The RPG of the title actually refers to a Real (not Role) Playing Game in which aging multi-millionaires pay obscene amounts of money to take part in a virtual reality Battle Royale to win eternal youth through soul transference. Their old selves are dropped into shiny new bodies in the glamorous combat environment of an abandoned Lisbon slum, where they have to pick one another off, last man standing style. But there's a twist: they have to know precisely which octogenarian is inside the buff young avatar they've just murdered, and if they get it wrong they die as well...

Much of the film is therefore taken up with the hunks and hotties working through their strategies, suspicions and shifting alliances in order to survive to the end while trying to work out who everyone else might really be. Which is entertaining enough, though like pretty much any film Rutger Hauer ever made (with the honourable exception of the mighty Blade Runner, of course) it could do with more Rutger. It's a shame that the science fiction elements are minimal: the virtual reality environment has nothing in the way of the shiny neon arenas of Tron, for example.

It's also a frankly baffling idea at the heart of the film: how could, say, a long-established industrialist suddenly turn up at the apparent age of 25 with no questions asked?

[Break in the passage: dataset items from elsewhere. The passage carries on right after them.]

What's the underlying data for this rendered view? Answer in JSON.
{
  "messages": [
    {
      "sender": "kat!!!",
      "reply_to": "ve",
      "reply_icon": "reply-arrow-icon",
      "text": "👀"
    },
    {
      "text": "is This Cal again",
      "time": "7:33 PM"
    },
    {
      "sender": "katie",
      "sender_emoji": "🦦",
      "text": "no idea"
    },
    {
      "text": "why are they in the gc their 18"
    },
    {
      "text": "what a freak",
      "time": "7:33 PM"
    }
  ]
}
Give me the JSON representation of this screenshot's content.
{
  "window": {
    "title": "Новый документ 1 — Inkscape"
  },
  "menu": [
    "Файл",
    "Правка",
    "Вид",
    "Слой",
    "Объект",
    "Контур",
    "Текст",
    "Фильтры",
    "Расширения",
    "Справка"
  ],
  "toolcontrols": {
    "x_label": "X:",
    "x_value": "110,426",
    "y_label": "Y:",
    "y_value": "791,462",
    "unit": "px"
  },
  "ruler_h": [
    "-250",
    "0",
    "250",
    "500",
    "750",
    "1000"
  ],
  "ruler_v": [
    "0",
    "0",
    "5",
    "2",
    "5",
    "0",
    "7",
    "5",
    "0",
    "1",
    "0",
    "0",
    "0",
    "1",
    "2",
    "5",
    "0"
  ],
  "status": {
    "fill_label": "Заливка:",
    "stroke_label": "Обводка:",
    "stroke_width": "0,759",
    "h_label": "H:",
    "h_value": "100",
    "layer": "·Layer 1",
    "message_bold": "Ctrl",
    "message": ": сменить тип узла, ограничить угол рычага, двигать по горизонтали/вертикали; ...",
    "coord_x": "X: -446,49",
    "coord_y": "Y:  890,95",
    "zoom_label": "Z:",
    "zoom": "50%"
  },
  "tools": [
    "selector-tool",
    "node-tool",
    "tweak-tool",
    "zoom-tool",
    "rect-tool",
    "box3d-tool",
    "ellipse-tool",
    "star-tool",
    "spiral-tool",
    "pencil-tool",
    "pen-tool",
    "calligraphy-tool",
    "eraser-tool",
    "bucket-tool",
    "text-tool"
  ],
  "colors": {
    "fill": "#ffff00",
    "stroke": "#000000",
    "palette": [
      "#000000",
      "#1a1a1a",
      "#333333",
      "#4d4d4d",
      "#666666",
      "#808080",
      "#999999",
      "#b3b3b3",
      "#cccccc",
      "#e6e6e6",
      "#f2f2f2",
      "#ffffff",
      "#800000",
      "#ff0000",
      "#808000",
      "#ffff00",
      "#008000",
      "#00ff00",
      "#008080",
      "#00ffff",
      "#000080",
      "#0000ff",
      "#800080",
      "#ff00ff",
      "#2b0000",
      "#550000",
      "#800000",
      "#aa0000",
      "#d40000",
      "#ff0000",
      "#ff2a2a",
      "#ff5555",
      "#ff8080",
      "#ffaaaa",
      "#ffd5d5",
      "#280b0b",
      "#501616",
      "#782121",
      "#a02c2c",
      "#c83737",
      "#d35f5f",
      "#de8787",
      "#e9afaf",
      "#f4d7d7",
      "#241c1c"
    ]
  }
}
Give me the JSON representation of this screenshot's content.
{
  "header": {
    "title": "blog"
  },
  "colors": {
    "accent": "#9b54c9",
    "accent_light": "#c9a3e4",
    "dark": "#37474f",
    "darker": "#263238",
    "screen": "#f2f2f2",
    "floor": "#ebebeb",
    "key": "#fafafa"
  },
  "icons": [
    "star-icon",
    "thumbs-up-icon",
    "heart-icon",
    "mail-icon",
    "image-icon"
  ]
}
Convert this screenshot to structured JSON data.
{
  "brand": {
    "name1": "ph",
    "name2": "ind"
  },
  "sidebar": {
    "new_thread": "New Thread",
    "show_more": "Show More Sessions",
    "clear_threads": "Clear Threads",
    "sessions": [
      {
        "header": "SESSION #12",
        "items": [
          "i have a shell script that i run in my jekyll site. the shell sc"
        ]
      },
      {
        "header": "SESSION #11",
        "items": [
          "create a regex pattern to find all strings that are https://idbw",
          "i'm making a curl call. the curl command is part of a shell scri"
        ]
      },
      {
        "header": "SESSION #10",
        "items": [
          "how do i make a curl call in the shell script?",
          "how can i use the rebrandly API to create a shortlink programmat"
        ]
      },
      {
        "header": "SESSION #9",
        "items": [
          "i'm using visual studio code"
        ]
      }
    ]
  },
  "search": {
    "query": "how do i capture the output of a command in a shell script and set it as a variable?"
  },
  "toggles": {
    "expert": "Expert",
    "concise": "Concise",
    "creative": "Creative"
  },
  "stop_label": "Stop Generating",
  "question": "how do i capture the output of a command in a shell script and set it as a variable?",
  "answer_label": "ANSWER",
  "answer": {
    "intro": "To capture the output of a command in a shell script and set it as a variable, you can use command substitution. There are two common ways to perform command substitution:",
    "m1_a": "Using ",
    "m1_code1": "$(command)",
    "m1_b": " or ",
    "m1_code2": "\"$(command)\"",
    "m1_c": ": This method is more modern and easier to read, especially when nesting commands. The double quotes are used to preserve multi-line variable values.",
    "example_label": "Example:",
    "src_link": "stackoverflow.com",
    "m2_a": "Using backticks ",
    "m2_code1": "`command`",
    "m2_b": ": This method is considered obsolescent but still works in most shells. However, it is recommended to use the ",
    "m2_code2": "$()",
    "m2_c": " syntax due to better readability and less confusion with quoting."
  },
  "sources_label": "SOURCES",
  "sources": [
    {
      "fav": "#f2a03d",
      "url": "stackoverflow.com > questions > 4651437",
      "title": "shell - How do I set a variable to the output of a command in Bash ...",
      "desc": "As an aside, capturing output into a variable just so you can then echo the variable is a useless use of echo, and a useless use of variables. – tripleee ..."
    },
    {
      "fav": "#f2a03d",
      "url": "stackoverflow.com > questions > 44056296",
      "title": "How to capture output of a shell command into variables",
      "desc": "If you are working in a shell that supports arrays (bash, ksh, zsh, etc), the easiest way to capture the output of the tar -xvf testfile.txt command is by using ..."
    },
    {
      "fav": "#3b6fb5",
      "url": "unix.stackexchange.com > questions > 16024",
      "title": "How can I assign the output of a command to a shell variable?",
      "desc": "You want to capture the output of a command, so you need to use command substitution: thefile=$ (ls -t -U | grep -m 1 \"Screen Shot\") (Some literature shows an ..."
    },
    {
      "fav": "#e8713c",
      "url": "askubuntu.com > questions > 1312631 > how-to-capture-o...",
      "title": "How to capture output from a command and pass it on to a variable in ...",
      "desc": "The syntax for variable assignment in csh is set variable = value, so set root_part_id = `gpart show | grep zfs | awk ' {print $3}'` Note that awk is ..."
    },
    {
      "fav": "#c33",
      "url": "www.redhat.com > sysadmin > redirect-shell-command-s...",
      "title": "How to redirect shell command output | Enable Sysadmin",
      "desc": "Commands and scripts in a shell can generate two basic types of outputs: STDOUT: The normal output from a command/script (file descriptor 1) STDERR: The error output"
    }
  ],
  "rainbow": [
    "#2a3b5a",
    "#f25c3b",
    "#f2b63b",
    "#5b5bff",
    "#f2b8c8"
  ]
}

Or a famous actress who has grown old in the public eye mysteriously being 20 again? On the other hand, if it's all a massive con (as hinted at in the final shots), then it's a deception that surely cannot be sustained for very long. Nor do the rules of the game seem particularly fair to the early victims who've paid a massive amount to be there and are killed off pretty much before they get the chance to do anything in their new bodies.

The violence on display would generally only rate a 15 (which it would get for swearing alone) except for a few graphic and sadistic scenes, which have bumped it up to a restrictive and mostly unwarranted 18. Rutger completists will need to see it, obviously, but despite being perfectly proficiently made there's just not much in it for everyone else. It's not terrible, but it's not essential.